Wednesday, March 21, 2012

Knitting in the round

Say hello to Lilly Rabbit! She isn't the most photogenic rabbit on the block (or should I say, in the warren?), mainly because I took bad photos in dim light at night, but she's sweet. And on a more practical note, she was an exercise in learning to knit in the round. I think she looks like a mini-version of me when I was a kid! The pearl buttons I used for the eyes have a rim which makes them look a bit like glasses, and she looks earnest, slightly nervous and gawky. Me all over.

She's knitted entirely on four double-ended size 3 needles in a 4-ply cotton mix I had left over from knitting darling daughter a rabbit hat when she was about 2 years old! I started off at the centre of the base with six stitches and cast on every two stitches, every other row. Then I came up the sides, decreased around the top until I had about 16 stitches left, and then I went all fiddly and managed to knit 6 stitches at the base of each ear in the round all the way up and all the way down! I must confess this isn't an original pattern: I adapted it from The Purl Bee's Big Cuddly Bunny pattern, and sort of made it up as I went along. The Purl Bee has LOTS of lovely patterns in knitting, sewing and crochet, if you're interested.

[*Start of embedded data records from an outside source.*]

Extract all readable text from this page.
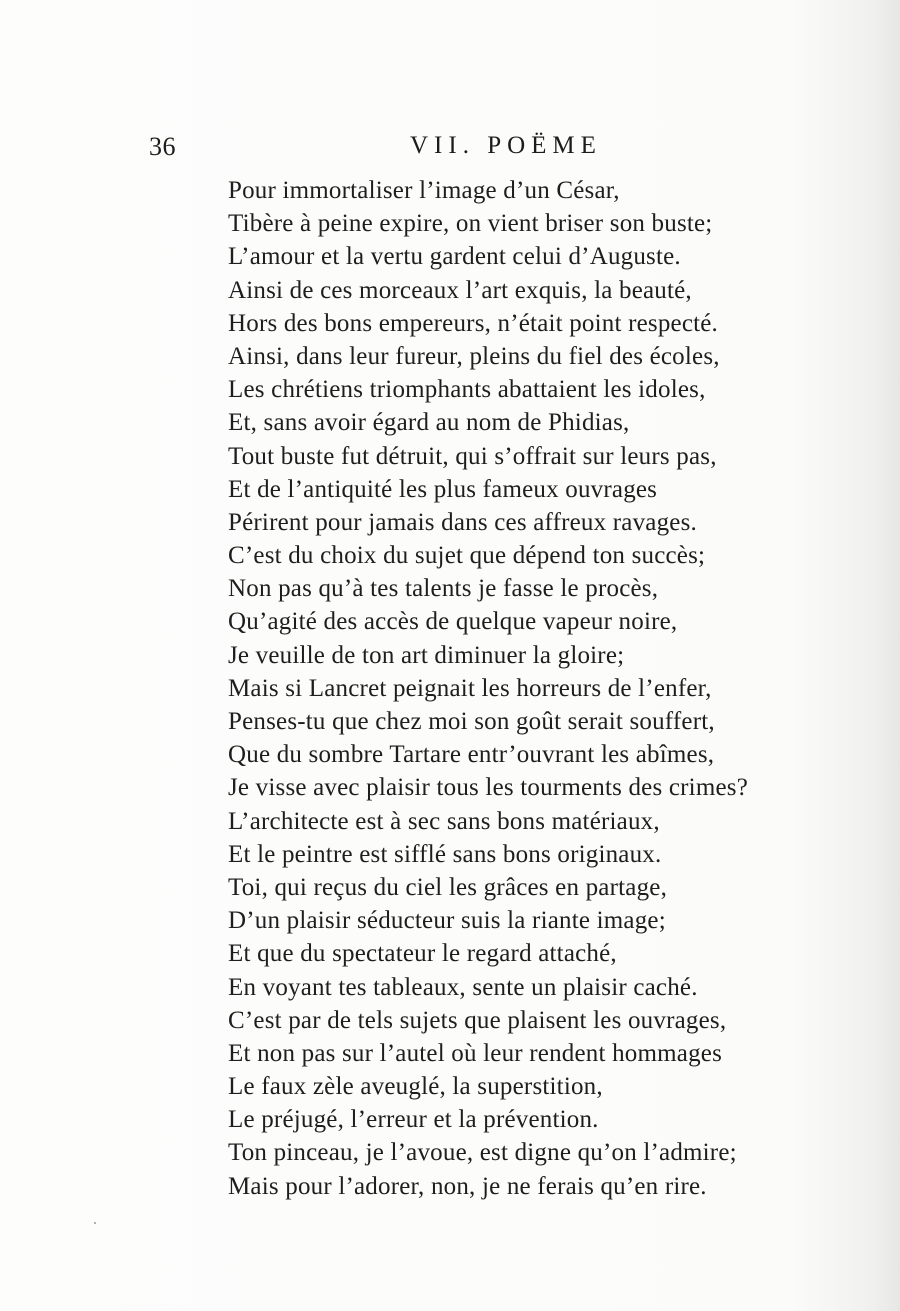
36	VII. POËME
Pour immortaliser l’image d’un César,
Tibère à peine expire, on vient briser son buste;
L’amour et la vertu gardent celui d’Auguste.
Ainsi de ces morceaux l’art exquis, la beauté,
Hors des bons empereurs, n’était point respecté.
Ainsi, dans leur fureur, pleins du fiel des écoles,
Les chrétiens triomphants abattaient les idoles,
Et, sans avoir égard au nom de Phidias,
Tout buste fut détruit, qui s’offrait sur leurs pas,
Et de l’antiquité les plus fameux ouvrages
Périrent pour jamais dans ces affreux ravages.
C’est du choix du sujet que dépend ton succès;
Non pas qu’à tes talents je fasse le procès,
Qu’agité des accès de quelque vapeur noire,
Je veuille de ton art diminuer la gloire;
Mais si Lancret peignait les horreurs de l’enfer,
Penses-tu que chez moi son goût serait souffert,
Que du sombre Tartare entr’ouvrant les abîmes,
Je visse avec plaisir tous les tourments des crimes?
L’architecte est à sec sans bons matériaux,
Et le peintre est sifflé sans bons originaux.
Toi, qui reçus du ciel les grâces en partage,
D’un plaisir séducteur suis la riante image;
Et que du spectateur le regard attaché,
En voyant tes tableaux, sente un plaisir caché.
C’est par de tels sujets que plaisent les ouvrages,
Et non pas sur l’autel où leur rendent hommages
Le faux zèle aveuglé, la superstition,
Le préjugé, l’erreur et la prévention.
Ton pinceau, je l’avoue, est digne qu’on l’admire;
Mais pour l’adorer, non, je ne ferais qu’en rire.
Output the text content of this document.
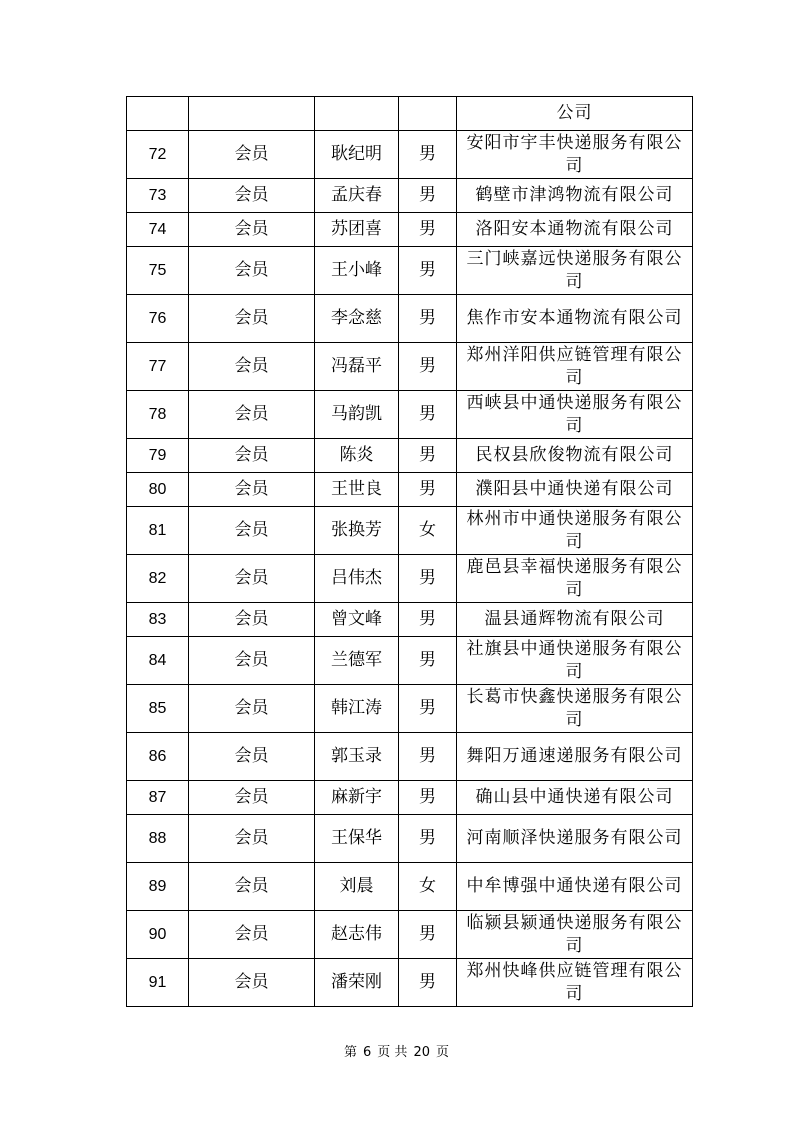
				公司
72	会员	耿纪明	男	安阳市宇丰快递服务有限公司
73	会员	孟庆春	男	鹤壁市津鸿物流有限公司
74	会员	苏团喜	男	洛阳安本通物流有限公司
75	会员	王小峰	男	三门峡嘉远快递服务有限公司
76	会员	李念慈	男	焦作市安本通物流有限公司
77	会员	冯磊平	男	郑州洋阳供应链管理有限公司
78	会员	马韵凯	男	西峡县中通快递服务有限公司
79	会员	陈炎	男	民权县欣俊物流有限公司
80	会员	王世良	男	濮阳县中通快递有限公司
81	会员	张换芳	女	林州市中通快递服务有限公司
82	会员	吕伟杰	男	鹿邑县幸福快递服务有限公司
83	会员	曾文峰	男	温县通辉物流有限公司
84	会员	兰德军	男	社旗县中通快递服务有限公司
85	会员	韩江涛	男	长葛市快鑫快递服务有限公司
86	会员	郭玉录	男	舞阳万通速递服务有限公司
87	会员	麻新宇	男	确山县中通快递有限公司
88	会员	王保华	男	河南顺泽快递服务有限公司
89	会员	刘晨	女	中牟博强中通快递有限公司
90	会员	赵志伟	男	临颍县颍通快递服务有限公司
91	会员	潘荣刚	男	郑州快峰供应链管理有限公司
第 6 页 共 20 页
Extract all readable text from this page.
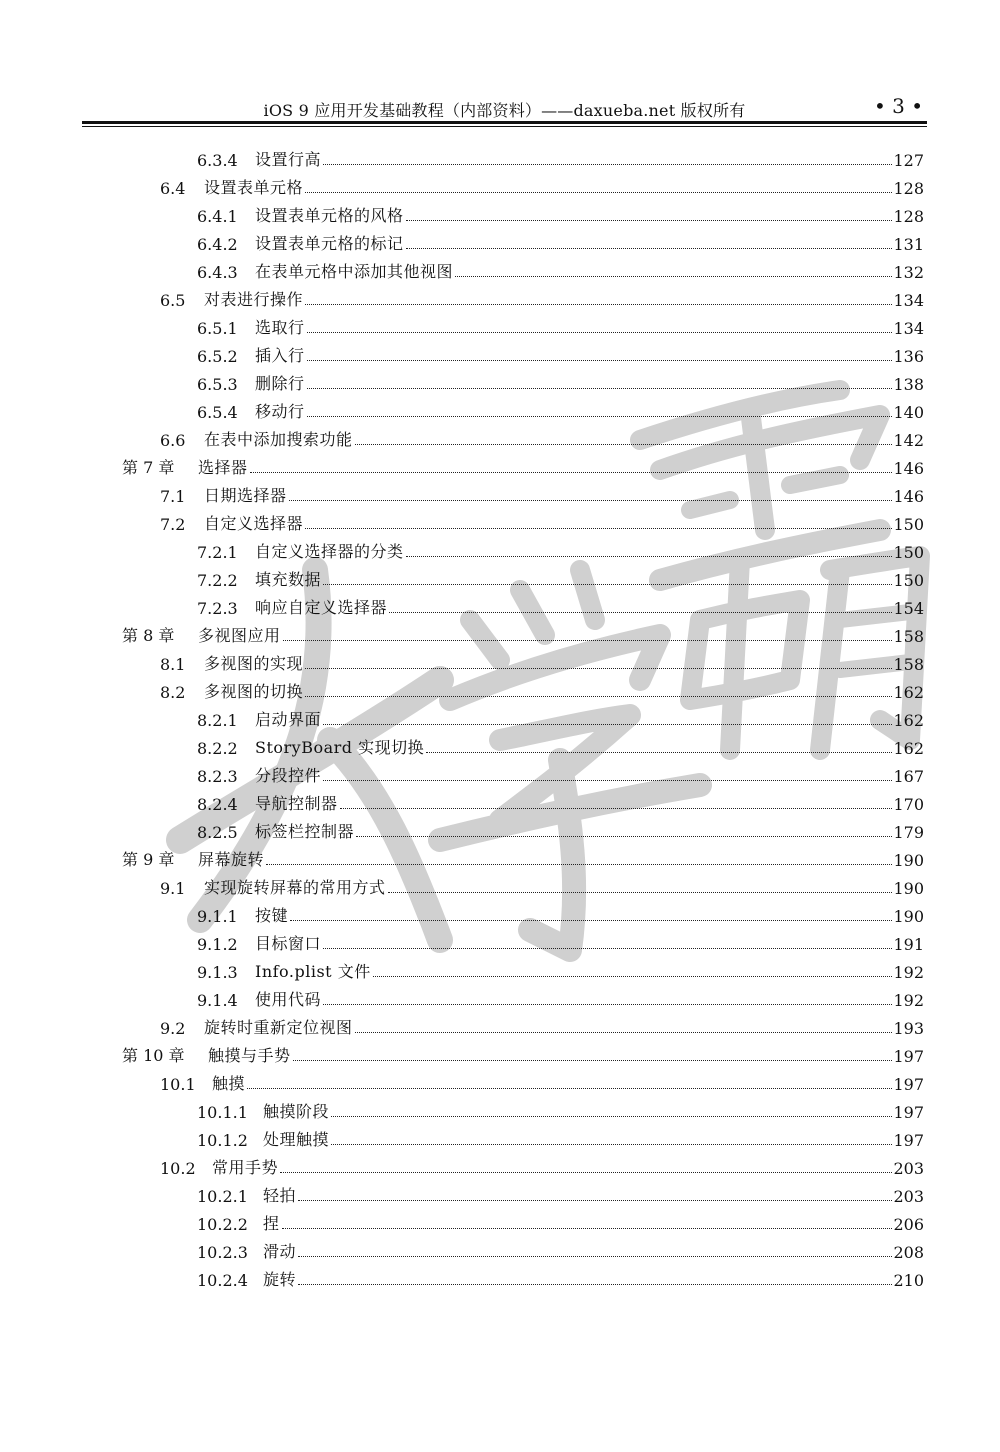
iOS 9 应用开发基础教程（内部资料）——daxueba.net 版权所有	• 3 •
6.3.4	设置行高	127
6.4	设置表单元格	128
6.4.1	设置表单元格的风格	128
6.4.2	设置表单元格的标记	131
6.4.3	在表单元格中添加其他视图	132
6.5	对表进行操作	134
6.5.1	选取行	134
6.5.2	插入行	136
6.5.3	删除行	138
6.5.4	移动行	140
6.6	在表中添加搜索功能	142
第 7 章	选择器	146
7.1	日期选择器	146
7.2	自定义选择器	150
7.2.1	自定义选择器的分类	150
7.2.2	填充数据	150
7.2.3	响应自定义选择器	154
第 8 章	多视图应用	158
8.1	多视图的实现	158
8.2	多视图的切换	162
8.2.1	启动界面	162
8.2.2	StoryBoard 实现切换	162
8.2.3	分段控件	167
8.2.4	导航控制器	170
8.2.5	标签栏控制器	179
第 9 章	屏幕旋转	190
9.1	实现旋转屏幕的常用方式	190
9.1.1	按键	190
9.1.2	目标窗口	191
9.1.3	Info.plist 文件	192
9.1.4	使用代码	192
9.2	旋转时重新定位视图	193
第 10 章	触摸与手势	197
10.1	触摸	197
10.1.1 触摸阶段	197
10.1.2 处理触摸	197
10.2	常用手势	203
10.2.1 轻拍	203
10.2.2 捏	206
10.2.3 滑动	208
10.2.4 旋转	210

Why? You may well ask! Apart from thinking that a cute bunny would be a good gift inside one of those lovely German paper eggs that I hoard for Easter celebrations, I also thought it would be a great exercise in learning to knit in the round because my secret ambition is to conquer knitting socks! I have Swiss friends here with mothers who send them hand-knitted socks in gorgeous yarns, and as I don't have a mother any more to knit them for me (or, more likely, to ask me why I want knitted socks and tell me she's got better things to do!) I realised I'd have to do it myself. And I reckon if I can conquer 4-needle knitting in 4-ply wool on small needles I can conquer turning a heel, especially with the help of a book I've found that tries hard to explain how sock patterns work in plain English. Wish me luck! If I succeed, the results will be posted here.